The FCC says that stories like these are reasons for consumers to carefully go over their monthly phone bills and ask themselves key questions about whether they recognize all of the companies listed on the bill, whether they received services from those companies and whether the bill includes charges for calls they didn't make. The FCC says that if you come across a company whose name you don't recognize, ask the phone company to provide a detailed explanation of why the charge is there, including both the nature of the company making the charge and the service the company supposedly provided.
The FCC recommends first contacting the phone company directly to address faulty charges. But if the company proves unresponsive, the commission recommends filing a formal complaint against the company with either a state public service commission, the Federal Trade Commission or the FCC itself.

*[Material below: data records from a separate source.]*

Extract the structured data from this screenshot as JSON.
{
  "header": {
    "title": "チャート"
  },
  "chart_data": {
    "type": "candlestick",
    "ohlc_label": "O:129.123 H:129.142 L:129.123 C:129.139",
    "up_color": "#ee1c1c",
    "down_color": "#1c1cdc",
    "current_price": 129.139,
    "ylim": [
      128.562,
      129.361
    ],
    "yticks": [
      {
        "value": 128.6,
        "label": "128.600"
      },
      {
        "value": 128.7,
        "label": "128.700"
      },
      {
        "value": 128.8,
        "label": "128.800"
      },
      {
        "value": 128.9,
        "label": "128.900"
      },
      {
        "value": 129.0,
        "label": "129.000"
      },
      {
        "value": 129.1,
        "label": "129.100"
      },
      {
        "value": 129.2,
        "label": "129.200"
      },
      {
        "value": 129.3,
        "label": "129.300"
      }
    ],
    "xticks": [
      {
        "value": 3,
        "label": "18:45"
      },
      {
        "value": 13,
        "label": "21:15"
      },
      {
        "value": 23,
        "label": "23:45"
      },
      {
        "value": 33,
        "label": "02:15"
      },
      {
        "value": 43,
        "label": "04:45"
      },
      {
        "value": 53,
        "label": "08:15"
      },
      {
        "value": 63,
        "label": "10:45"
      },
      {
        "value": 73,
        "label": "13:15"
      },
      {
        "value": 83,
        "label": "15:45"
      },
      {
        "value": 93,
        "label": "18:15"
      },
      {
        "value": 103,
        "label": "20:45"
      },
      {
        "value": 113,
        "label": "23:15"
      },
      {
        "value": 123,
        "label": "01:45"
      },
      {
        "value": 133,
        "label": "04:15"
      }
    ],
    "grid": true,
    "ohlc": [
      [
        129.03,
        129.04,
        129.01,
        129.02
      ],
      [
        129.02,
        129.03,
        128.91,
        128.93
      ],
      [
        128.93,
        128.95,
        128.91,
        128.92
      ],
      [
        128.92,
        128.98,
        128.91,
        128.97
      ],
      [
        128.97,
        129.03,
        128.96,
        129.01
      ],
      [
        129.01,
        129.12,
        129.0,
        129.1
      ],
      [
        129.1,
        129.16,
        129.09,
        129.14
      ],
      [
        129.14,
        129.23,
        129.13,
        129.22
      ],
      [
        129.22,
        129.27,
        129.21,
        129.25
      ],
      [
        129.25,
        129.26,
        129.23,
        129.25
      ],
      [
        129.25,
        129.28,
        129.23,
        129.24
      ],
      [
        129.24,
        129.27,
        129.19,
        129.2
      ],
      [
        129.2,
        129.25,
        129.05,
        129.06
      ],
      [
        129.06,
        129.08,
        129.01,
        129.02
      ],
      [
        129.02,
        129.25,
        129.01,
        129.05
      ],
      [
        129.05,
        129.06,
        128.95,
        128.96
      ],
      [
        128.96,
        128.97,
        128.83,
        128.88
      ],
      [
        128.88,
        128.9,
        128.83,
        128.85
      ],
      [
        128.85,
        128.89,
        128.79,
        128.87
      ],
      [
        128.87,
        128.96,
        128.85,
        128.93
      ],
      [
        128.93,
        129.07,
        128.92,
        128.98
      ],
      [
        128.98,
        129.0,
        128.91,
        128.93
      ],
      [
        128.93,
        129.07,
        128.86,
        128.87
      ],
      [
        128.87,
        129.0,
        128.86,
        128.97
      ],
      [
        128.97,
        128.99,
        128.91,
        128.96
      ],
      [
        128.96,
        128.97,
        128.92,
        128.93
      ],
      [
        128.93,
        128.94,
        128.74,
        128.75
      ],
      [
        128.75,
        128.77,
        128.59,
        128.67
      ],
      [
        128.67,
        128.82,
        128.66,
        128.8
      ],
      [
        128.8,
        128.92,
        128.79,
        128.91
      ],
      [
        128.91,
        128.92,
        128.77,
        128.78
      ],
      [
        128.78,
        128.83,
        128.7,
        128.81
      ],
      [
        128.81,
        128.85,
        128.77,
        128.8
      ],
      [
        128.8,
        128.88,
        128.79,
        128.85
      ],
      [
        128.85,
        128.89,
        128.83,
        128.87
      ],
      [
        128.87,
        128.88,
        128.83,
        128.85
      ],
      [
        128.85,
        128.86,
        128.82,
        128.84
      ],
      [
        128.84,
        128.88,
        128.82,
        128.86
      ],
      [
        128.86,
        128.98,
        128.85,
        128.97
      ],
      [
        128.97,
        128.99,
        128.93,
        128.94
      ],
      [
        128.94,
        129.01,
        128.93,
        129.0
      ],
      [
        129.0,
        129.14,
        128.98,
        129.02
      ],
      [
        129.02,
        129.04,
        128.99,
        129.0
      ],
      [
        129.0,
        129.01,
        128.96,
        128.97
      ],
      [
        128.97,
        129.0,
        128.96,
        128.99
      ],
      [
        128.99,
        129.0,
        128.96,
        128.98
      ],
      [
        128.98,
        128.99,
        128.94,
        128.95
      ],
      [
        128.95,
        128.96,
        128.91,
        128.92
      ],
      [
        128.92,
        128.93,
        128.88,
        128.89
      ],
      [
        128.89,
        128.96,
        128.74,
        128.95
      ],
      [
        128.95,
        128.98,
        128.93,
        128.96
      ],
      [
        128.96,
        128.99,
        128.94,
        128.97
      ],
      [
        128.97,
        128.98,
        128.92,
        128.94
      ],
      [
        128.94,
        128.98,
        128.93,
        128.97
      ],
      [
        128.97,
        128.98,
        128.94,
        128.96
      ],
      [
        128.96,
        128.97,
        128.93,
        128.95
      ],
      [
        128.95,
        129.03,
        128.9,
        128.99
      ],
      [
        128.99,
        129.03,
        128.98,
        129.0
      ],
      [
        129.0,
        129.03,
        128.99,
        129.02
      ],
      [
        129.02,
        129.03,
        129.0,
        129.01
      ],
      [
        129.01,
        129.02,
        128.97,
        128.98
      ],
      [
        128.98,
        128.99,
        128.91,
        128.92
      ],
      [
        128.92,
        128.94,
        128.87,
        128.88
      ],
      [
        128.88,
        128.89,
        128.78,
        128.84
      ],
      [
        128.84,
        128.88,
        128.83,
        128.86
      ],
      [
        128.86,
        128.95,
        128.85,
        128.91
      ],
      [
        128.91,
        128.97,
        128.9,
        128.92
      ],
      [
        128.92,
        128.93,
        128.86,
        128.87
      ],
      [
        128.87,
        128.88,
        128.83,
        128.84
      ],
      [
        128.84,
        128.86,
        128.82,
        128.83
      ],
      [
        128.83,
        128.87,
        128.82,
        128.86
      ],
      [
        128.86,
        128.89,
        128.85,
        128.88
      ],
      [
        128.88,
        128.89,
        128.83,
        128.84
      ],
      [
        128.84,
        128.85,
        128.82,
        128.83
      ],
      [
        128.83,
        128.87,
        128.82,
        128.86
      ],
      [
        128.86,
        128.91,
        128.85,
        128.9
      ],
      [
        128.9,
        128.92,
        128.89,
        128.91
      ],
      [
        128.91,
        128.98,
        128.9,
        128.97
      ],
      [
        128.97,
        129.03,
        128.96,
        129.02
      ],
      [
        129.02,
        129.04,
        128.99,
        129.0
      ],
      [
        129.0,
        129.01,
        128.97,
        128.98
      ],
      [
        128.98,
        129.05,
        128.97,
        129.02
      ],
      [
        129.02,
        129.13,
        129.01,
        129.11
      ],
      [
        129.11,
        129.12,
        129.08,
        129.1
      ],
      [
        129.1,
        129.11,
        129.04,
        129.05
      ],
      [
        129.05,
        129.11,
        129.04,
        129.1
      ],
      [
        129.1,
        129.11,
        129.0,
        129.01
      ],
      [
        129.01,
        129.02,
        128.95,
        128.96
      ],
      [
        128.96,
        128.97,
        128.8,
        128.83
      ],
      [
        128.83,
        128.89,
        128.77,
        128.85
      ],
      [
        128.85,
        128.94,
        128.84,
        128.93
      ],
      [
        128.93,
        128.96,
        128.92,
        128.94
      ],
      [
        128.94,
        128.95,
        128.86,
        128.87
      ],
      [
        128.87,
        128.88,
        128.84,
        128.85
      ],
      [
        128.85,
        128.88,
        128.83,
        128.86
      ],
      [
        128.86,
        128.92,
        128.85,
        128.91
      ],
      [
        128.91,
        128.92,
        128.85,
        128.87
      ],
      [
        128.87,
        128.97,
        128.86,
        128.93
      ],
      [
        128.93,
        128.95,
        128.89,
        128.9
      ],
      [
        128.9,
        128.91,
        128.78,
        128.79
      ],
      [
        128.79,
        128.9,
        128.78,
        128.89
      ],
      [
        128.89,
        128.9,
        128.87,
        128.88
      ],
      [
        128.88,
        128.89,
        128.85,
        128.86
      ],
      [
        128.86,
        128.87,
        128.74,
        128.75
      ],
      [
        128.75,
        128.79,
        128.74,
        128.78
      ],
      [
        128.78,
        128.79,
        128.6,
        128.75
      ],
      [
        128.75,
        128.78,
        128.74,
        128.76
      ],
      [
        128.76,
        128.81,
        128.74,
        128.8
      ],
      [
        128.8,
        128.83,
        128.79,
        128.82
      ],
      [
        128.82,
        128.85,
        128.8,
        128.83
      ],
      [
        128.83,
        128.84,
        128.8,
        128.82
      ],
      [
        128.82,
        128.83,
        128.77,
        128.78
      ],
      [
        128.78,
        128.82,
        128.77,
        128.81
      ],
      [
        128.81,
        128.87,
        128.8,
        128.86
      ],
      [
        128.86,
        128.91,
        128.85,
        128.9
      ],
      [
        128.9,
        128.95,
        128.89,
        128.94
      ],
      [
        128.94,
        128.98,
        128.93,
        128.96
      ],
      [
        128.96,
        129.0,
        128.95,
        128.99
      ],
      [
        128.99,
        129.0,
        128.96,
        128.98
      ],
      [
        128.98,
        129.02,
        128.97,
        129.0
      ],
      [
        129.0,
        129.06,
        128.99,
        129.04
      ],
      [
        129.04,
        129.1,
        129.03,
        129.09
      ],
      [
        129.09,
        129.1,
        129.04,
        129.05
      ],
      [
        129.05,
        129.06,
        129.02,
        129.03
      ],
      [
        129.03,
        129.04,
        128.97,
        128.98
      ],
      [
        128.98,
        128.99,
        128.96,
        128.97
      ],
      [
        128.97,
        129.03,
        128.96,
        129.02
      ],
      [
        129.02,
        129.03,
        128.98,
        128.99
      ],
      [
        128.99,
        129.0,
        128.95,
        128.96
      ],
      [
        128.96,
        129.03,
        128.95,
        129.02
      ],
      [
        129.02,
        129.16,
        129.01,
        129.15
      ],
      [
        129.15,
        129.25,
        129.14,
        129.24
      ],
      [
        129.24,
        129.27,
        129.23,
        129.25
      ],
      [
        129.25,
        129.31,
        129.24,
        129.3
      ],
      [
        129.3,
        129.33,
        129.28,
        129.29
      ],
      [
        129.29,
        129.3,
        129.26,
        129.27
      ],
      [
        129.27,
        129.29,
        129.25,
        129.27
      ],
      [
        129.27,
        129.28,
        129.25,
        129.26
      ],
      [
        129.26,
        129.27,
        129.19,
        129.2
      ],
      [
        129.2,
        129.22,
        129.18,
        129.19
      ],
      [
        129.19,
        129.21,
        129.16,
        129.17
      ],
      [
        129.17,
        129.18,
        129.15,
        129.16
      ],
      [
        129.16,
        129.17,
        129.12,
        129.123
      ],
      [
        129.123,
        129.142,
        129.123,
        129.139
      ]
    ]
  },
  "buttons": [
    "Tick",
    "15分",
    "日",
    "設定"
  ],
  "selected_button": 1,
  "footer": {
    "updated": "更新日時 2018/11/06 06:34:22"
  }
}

Over the past year the FCC has been holding a series of hearings about unexpected fees and charges that customers have been exposed to on their phone and Internet bills. Late last year the FCC announced a settlement with Verizon in which the carrier agreed to pay the commission $25 million as well as more than $50 million in refunds to customers who were billed for inaccurate data charges. The FCC also released a survey last year conducted by research firms Abt/SRBI and Princeton Survey Research Associates that found that 17% of U.S. cellphone users said that their bills had "increased suddenly from one month to the next [even if they] did not change the calling or texting plan" they subscribed to.